Every part of the divorce process comes with its stresses and every divorce is different. Some ex-spouses find themselves at odds over child custody arrangements while others have trouble agreeing on support terms. One divorce step that is common among all divorces is the facilitation of the division of marital property.
How courts distribute your property may have long-term effects on your life. It’s natural to be concerned about what may happen to such properties, especially if your assets are of high value or you are sentimentally attached to them. Consequently, you may be wondering what defines marital property and non-marital property in the state of Ohio.
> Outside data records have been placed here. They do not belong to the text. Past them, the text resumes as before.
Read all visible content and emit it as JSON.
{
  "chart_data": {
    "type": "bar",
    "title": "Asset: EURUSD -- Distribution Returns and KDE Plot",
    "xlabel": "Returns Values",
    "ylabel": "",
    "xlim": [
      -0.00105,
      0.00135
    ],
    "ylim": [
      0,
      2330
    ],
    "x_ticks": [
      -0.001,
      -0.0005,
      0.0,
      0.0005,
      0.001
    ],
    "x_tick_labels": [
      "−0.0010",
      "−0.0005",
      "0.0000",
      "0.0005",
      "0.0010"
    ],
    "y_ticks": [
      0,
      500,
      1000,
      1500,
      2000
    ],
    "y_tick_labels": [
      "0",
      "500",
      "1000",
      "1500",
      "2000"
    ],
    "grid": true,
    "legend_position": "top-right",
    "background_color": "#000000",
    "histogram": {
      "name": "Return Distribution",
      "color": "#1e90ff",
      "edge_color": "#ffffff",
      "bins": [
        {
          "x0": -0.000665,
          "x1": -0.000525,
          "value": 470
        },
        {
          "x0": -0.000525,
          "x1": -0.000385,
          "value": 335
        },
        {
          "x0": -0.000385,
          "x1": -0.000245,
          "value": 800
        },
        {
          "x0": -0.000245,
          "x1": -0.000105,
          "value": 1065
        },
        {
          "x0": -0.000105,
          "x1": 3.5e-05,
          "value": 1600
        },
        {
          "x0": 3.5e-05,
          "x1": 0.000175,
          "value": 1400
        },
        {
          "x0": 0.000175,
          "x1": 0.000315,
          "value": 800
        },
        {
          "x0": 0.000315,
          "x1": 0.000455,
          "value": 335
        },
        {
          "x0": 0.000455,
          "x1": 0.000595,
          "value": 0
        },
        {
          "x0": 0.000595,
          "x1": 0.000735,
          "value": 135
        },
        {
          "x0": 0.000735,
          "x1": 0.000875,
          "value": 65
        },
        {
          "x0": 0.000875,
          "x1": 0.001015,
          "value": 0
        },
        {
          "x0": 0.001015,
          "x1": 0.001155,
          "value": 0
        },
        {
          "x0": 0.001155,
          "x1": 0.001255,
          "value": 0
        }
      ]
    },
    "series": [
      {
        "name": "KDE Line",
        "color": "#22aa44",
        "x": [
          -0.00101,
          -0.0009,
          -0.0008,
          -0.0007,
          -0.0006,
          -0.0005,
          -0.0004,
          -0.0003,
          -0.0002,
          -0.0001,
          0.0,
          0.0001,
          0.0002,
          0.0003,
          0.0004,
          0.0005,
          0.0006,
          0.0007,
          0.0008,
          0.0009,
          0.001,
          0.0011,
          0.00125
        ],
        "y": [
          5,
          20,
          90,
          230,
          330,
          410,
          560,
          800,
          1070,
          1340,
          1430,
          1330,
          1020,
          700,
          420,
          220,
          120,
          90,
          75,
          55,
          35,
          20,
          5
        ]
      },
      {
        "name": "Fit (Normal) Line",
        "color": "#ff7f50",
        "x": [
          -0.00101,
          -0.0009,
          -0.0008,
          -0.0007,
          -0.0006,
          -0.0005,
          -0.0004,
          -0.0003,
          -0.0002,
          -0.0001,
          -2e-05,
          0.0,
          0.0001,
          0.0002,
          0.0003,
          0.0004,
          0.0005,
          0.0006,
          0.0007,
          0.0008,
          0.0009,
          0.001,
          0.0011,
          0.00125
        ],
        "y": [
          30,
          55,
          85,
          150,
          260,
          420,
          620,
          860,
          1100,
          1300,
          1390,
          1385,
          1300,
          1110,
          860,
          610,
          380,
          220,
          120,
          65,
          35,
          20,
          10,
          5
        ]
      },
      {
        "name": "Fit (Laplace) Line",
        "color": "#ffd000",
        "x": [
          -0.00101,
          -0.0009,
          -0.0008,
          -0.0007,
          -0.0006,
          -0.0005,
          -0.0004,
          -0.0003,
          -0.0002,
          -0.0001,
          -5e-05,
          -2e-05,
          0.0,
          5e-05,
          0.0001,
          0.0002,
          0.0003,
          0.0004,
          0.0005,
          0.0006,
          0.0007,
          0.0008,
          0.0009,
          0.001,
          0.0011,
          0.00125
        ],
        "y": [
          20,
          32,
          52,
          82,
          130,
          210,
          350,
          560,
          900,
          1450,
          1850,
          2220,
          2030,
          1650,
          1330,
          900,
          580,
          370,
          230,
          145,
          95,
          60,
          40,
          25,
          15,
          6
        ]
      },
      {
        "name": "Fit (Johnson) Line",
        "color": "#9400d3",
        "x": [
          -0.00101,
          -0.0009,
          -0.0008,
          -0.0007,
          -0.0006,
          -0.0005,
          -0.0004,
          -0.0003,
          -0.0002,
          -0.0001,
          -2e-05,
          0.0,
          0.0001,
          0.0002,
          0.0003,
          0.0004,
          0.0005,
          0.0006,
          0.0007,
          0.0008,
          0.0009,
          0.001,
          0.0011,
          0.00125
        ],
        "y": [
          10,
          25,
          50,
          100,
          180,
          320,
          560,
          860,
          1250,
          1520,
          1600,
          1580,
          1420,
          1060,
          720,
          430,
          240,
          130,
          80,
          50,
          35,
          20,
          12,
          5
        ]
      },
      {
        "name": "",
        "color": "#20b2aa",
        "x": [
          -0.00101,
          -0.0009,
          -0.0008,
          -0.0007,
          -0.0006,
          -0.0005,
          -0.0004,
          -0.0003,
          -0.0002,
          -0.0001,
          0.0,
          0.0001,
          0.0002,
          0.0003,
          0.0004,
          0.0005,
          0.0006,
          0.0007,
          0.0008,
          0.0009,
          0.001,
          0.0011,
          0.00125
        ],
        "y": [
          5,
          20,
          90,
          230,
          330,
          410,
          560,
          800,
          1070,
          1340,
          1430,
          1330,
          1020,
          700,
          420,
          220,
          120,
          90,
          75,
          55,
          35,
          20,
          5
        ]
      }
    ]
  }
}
Marital property is all property that spouses acquire during the time of the marriage – that is, from the date that the marriage began through the divorce decree. Ohio considers the following to be marital property:
- Personal and real property currently owned by spouses
- Retirement benefits
- Income and appreciation resulting from a spouse’s contribution toward owned properties
- Any interest in personal or real estate property
- Funds collected in a public employee account
Ohio divorce courts do not distribute non-marital property, or separate property, to each spouse. Rather, the property remains with the entitled spouse. Such non-marital property may include:
- Any personal property, real estate or interest accumulated which was acquired before the marriage
- One spouse’s inheritance
- Exclusions included in a prenuptial agreement
- Gifts given to one spouse during the time of the marriage
- Interest or income acquired from separate property
Your divorce does not have to come with so many unanswered questions. There are resources available to you that can ease your concerns and help you know what to expect as you move forward into a new chapter in your life.